Establish a fresh approach to developing future law firm leaders. Law firms have long assigned new lawyers low-level tasks, not just to generate revenue but also to train them in the structure and operations of deals and cases. Many of those tasks will soon be automated, by Gen AI or otherwise. New lawyers also learned the technical and cultural ropes by immersion in the daily life of the law office, and that’s going by the wayside too. You’ll need a new approach to developing the firm’s future workhorses, stars, and leaders — starting with a recognition that early-stage lawyers on the leadership track will no longer be revenue generators the way they once were.
I’ll explore each of these aspects in greater detail in the next three editions of the newsletter. My hope is to sketch out a map with which law firms can set out to manage each of these very challenging transitions. But to be very clear, I don’t have all the answers here — nobody does. We’re all figuring this out as we go, sailing into an unexpected storm in uncharted waters, and every ship will have to plot its own course.
To that end, I want to leave you with one request: If your firm hasn’t yet formed an AI Action Group to grapple with these issues, please do so now. And if you do have such a group, ensure that it’s multi-disciplinary (not just lawyers), appoint key clients as advisors, and give its members the bandwidth and resources they need to assess options, choose strategies, and deliver actionable advice to your leadership team. But also — and this really matters — give them permission to be positive!
I’ve framed this Gen AI Era as both a vulnerability and an opportunity for law firms. Whereas the first aspect should inform a sense of urgency, the second should encourage real feelings of excitement. These are extraordinary times! It’s an awesome moment to be a lawyer and a golden opportunity to guide a law firm, grappling with the potential of truly world-changing technology. Yes, the challenges ahead are real and substantial. But keeping an open and curious mind, as well as a confident and enthusiastic heart, will help you overcome them. This is going to be an amazing ride.
It's really difficult to predict the future given the pace of change here. Microsoft, Netdocuments and other vendors are embedding AI into their core offerings. So if you are employed to do document review, comparisons or clause identification, then I hope you have interesting hobbies and a big fat bank account. Tech helps you do dumb things, faster.
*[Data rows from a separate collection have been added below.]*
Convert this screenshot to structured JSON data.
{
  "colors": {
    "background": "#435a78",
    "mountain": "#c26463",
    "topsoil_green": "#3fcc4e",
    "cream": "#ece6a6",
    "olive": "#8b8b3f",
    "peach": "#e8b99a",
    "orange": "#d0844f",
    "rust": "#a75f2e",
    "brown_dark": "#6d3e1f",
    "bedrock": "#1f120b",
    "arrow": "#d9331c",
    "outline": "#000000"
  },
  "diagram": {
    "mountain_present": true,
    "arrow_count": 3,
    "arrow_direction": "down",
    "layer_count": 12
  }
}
Some lawyers will embrace AI to iterate faster.
Two thoughts on this excellent piece.
1) Since Generative AI has shown its power in many different ways, firms have seen that they need to start investing in it and using it or risk being seen as not as "up to date" as other firms.
2) AI, like any technology created by imperfect humans, is imperfect. It can learn and get better faster than a human though, right the right data, the right amount of time, and the right focus.